Soybean growers had the vision decades ago to invest internationally. At the Global Trade Exchange (GTE), held in August, Jim Sutter, CEO of the U.S. Soybean Export Council (USSEC), said the USSEC focuses on work in many countries around the world to improve nutrition and food security.
“As we choose which markets to work in and where we want to grow, we look for places with large populations, improving economic conditions [and] low per capita protein consumption,” said Sutter, “and that really gives us a good target for where our efforts can create good markets for U.S. soy, but also where the people in those markets can benefit from that.”
During a news conference at the GTE, Sutter explained that U.S. soybean growers touch 82 counties.
“We’re really trying to shape a preference for and driving value for U.S. soy,” he said, “and it’s been a key to the growth that we’ve seen happen in many of these markets. And we’re going to continue to focus our efforts on diversifying the markets that U.S. soy touches in the years to come.”
It’s partly because of this global reach, said Sutter, that soy consumption around the world is growing. “It’s now up to a million metric tons a day,” he said, referring to global soybean disappearance. “If you think about that, a million metric tons a day of soy gets consumed around the world.”

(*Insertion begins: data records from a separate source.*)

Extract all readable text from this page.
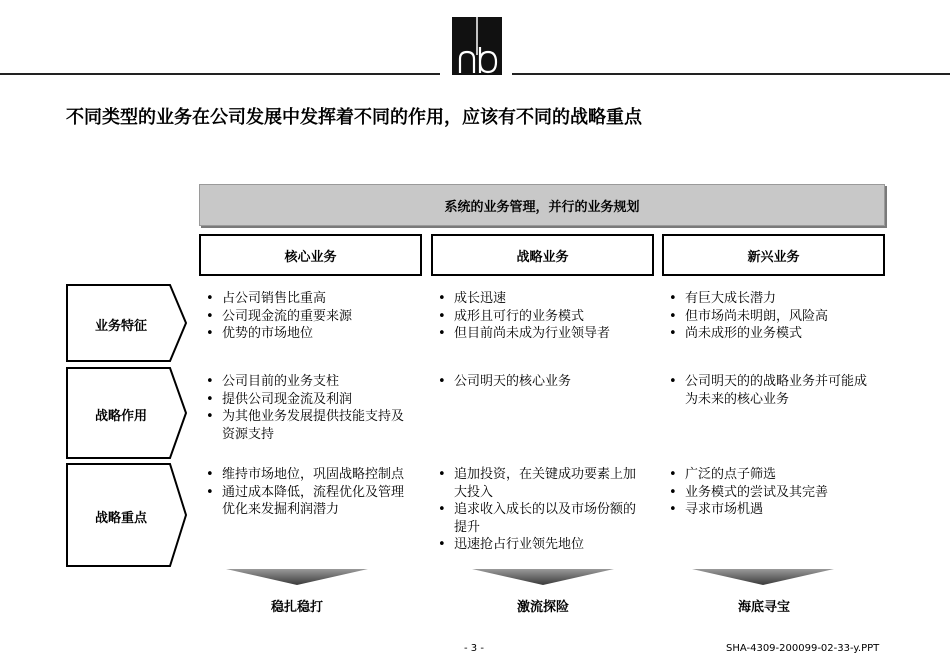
不同类型的业务在公司发展中发挥着不同的作用，应该有不同的战略重点
系统的业务管理，并行的业务规划
核心业务	战略业务	新兴业务
业务特征
战略作用
战略重点
• 占公司销售比重高
• 公司现金流的重要来源
• 优势的市场地位
• 成长迅速
• 成形且可行的业务模式
• 但目前尚未成为行业领导者
• 有巨大成长潜力
• 但市场尚未明朗，风险高
• 尚未成形的业务模式
• 公司目前的业务支柱
• 提供公司现金流及利润
• 为其他业务发展提供技能支持及资源支持
• 公司明天的核心业务
•	公司明天的的战略业务并可能成为未来的核心业务
• 维持市场地位，巩固战略控制点
• 通过成本降低，流程优化及管理优化来发掘利润潜力
• 追加投资，在关键成功要素上加大投入
• 追求收入成长的以及市场份额的提升
• 迅速抢占行业领先地位
• 广泛的点子筛选
• 业务模式的尝试及其完善
• 寻求市场机遇
稳扎稳打	激流探险	海底寻宝
- 3 -	SHA-4309-200099-02-33-y.PPT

The list of key markets for U.S. soybeans includes many, and that list, featuring large and mature markets, along with new emerging markets, continues to grow, according to Sutter.
“China is our number one market but certainly we have many other important markets,” said Sutter. “The E.U. and Japan are longtime mature markets of ours; Mexico, a close neighbor, is an important market, Egypt, Indonesia, Bangladesh, Pakistan, The Philippines, Vietnam, and I could on and on, in terms of naming markets.
Soy consumption is significant in many areas, but Sutter specifically directs attention to the growing market for farmed fish.
“Aquaculture is the fastest-growing type of protein produced that uses soy as a feed ingredient, and we now see more fish coming from farmed aquaculture, rather than wild catch,” Sutter said. “And we see that trend as something that will continue into the years to come.”